As well — and this is key — consumers continue to prefer beef more than they do competitive proteins, based on beef’s expanding market share of retail spending. Total U.S. consumer expenditures for beef increased 4% to $111 billion last year, according to CattleFax. Projections call for another 2% increase this year to more than $113 billion.
Blach explained that from 1980 to 1990, there was an estimated $32-per-head profit, on average, to split among cow-calf producers, stocker operators, cattle feeders and beef packers. This year, CattleFax estimated there will be nearly $500 to divvy up — among the most in history. He said he expected all sectors to be profitable this year.
“I believe U.S. agriculture is well-positioned,” Blach said. “I’m bullish on U.S. cattle production because of the landscape we see. I believe we have a very bright future and something we should all be excited about.”
In the longer term, though, Blach did offer a word of caution.
He recalled that from 1980 to 1998, beef demand was cut in half, and 403,000 cow-calf producers went by the wayside.
“If we don’t handle this sustainability message, that’s what we could be looking at again,” Blach said. “I believe this is our greatest risk as an industry. That’s how important I believe it is that we get out and tell this story. We’ve got a great story to tell. The U.S. has the most environmentally efficient beef production system in the world, but we’re always on the defensive. We’ve got to go on the offensive.”
Drier, warmer weather ahead
The wet weather across much of the U.S. will soon end, as the El Niño phase of sea surface temperatures switches back to the warmer La Niña phase.
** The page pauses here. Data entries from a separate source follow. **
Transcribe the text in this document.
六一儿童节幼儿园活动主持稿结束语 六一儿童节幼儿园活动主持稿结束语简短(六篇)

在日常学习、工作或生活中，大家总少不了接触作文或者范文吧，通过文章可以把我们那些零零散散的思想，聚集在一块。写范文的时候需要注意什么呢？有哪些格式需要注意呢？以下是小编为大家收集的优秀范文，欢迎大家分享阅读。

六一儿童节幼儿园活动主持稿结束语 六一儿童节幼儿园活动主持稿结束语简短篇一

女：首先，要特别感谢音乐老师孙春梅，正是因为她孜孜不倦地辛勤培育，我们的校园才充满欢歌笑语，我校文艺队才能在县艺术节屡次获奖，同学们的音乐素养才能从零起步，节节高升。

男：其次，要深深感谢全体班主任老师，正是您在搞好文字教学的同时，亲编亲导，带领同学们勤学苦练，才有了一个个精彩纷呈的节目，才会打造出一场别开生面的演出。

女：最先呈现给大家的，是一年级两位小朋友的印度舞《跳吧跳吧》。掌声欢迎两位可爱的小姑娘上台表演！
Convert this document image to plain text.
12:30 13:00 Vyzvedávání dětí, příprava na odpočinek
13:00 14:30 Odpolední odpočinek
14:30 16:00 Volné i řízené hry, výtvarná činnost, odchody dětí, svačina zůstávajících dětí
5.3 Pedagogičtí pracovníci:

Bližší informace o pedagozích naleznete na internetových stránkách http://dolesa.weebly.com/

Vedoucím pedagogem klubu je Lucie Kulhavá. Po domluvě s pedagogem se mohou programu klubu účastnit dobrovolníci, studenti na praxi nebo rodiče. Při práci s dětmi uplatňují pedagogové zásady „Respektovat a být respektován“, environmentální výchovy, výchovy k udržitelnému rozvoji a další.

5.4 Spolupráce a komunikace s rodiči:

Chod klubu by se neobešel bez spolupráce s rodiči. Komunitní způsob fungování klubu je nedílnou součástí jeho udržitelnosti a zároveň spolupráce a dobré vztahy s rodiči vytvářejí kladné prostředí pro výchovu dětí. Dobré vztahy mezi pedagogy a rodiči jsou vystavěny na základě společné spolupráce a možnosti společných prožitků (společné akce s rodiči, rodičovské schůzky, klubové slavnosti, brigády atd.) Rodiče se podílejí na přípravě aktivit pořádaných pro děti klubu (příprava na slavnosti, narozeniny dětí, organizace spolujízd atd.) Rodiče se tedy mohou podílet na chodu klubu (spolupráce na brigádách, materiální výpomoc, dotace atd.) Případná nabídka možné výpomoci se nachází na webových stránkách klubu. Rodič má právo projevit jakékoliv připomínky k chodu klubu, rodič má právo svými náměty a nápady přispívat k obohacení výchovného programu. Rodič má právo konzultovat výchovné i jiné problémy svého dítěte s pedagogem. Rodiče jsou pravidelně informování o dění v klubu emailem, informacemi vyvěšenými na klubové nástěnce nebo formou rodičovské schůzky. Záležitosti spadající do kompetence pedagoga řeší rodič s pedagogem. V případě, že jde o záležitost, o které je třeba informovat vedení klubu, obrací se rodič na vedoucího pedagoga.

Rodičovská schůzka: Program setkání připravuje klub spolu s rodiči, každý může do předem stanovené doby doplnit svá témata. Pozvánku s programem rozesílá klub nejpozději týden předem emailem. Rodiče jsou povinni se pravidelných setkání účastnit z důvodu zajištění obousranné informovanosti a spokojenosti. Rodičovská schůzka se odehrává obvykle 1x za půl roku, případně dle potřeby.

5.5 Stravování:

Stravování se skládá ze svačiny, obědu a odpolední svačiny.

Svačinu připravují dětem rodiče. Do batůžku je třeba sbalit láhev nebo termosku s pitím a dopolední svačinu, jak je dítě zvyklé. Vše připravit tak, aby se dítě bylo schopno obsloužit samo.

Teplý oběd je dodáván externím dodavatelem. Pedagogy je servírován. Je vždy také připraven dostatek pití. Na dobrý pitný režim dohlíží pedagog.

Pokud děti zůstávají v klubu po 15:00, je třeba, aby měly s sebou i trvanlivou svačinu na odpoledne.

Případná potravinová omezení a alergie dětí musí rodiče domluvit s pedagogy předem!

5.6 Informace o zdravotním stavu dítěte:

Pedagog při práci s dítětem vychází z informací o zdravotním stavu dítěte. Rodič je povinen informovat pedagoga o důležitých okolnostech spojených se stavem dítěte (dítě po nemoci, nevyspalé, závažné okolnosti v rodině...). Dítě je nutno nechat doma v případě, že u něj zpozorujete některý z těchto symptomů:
That’s the forecast from Art Douglas, climatologist for CattleFax and a climatology professor emeritus for Creighton University. Douglas shared his forecast during the annual CattleFax seminar at the Cattle Industry Convention in San Antonio.
Douglas explained that sea surface temperatures (SSTs), which drive the two alternating weather patterns known as El Niño and La Niña, are showing classical patterns of change and are well predicted by weather models to shift this year. Although SSTs along the equator have not yet shifted from cool to warm, SSTs off the coast of Chile are moderating back toward warmth, and this fits the pattern of shift back toward El Niño.
For most U.S. beef and crop producers, Douglas said this will mean a shift back toward drier and warmer weather patterns. The exception typically occurs in the Pacific Northwest and the Southeast. Douglas said the length and intensity of La Niña will influence drought conditions in the Southwest and Plains regions, although warmer SSTs may influence the northern Pacific Ocean and may slow development of the La Niña weather through the summer.
The shift in SSTs will help relieve drought in Australia; in fact, that appears already to be beginning, he said. Conversely, the shift also typically brings more droughty weather to the Southwest, including Texas. This is concerning for cattle production because of the large number of cows in Texas, added Kevin Good, one of CattleFax’s analysts.
Douglas said he expects this weather pattern in the El Niño to transition to La Niña this year.
This spring, colder temperatures will persist into the Great Lakes into March, but above-normal temperatures should occur in the Corn Belt in April and May. He said the Western third of the nation will stay warmer from late winter into spring, with drier conditions intensifying from the Southwest into the central Rockies and Plains through spring.
Douglas said to expect hotter weather across the West and High Plains this summer, although he called for summer temperatures closer to normal in the central part of the country. If La Niña strengthens early, though, the warmth could expand into the Midwest. He added that the Corn Belt will not see a repeat of last year’s floods.